The city’s detention center is an 11-story building that sits mostly empty on Peachtree Street with fewer than 50 detainees a night. Former Mayor Keisha Lance Bottoms sought to close the facility and repurpose it into an equity center, which is what activists envision as a place to address homelessness, mental illness and poverty in the community.
Several leaders, including Bond, have advocated for the city to use its detention center to house inmates from Fulton’s jail, which has been described by some officials as a “humanitarian crisis.” Amid an impassioned plea to pass his ordinance, Bond called the jail study results “a spreadsheet” that shouldn’t prohibit efforts to provide beds for the hundreds of people sleeping on the county jail’s floor.

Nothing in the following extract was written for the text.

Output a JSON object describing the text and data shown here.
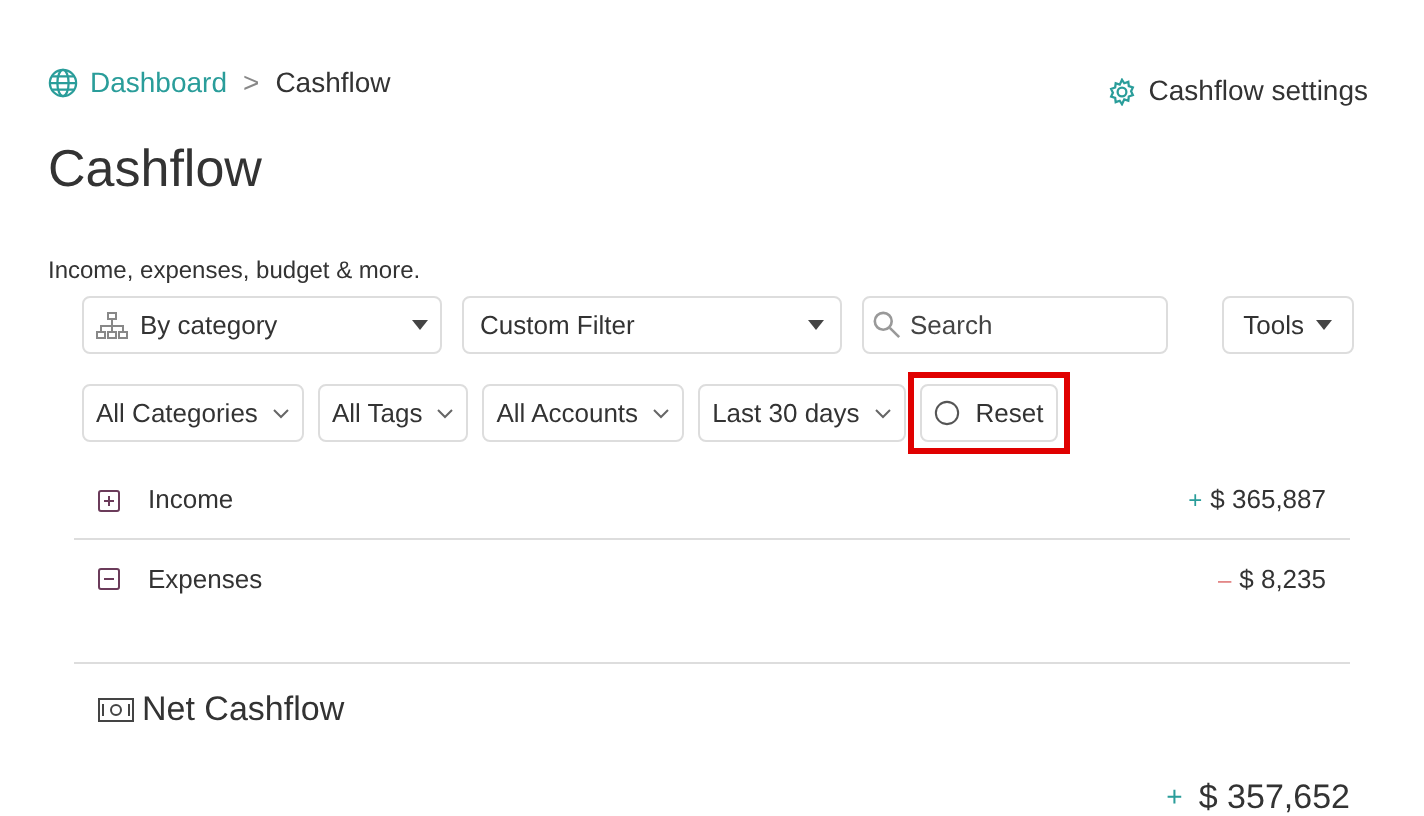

“I will challenge our esteemed lawyers here and even the great ACLU to go and talk to the people who are sleeping on the floor and ask them if they can wait,” Bond said.
Bond’s comments come after an ACLU study found nearly half (46.6%) of Fulton’s detainees have not been formally charged with a crime. Twelve percent of Fulton’s inmates were in custody because they can’t pay bail. And 3.6% of Fulton’s inmates could have qualified for arrest diversion programs.
The ACLU says 728 Fulton detainees could potentially be released from custody if the county indicted people charged with felonies in a timely manner, and by not jailing people who can’t afford bond.
The report also advises Fulton to incentivize use of diversion programs, and to grant bail to those charged with misdemeanors by imposing conditions to ensure the person attends court and to protect the safety of any other person.
At least one person has died at the county jail since September. Labat says several illegal weapons have been confiscated at the jail. The jail has also endured several lawsuits for years, including one in which a federal judge called the jail’s conditions “repulsive.”
The council initially voted in a 7-7 tie to table Bond’s cause, forcing Council President Doug Shipman to vote against tabling it. During the debate over the measure, City Councilmembers Dozier, Liliana Bakhtiari, Antonio Lewis, and Keisha Sean Waites spoke in vehement opposition.
Bakhtiari said the city has to ensure that leasing the beds will not further perpetuate mass incarceration. Lewis said the debate is being politicized.
“If they (Fulton’s detainees) were given the option to go home or be transferred to another facility, I’m pretty confident that those 728 families and individuals would choose to go home,” Waites said. “This is not a humanitarian crisis. This is a leadership crisis.”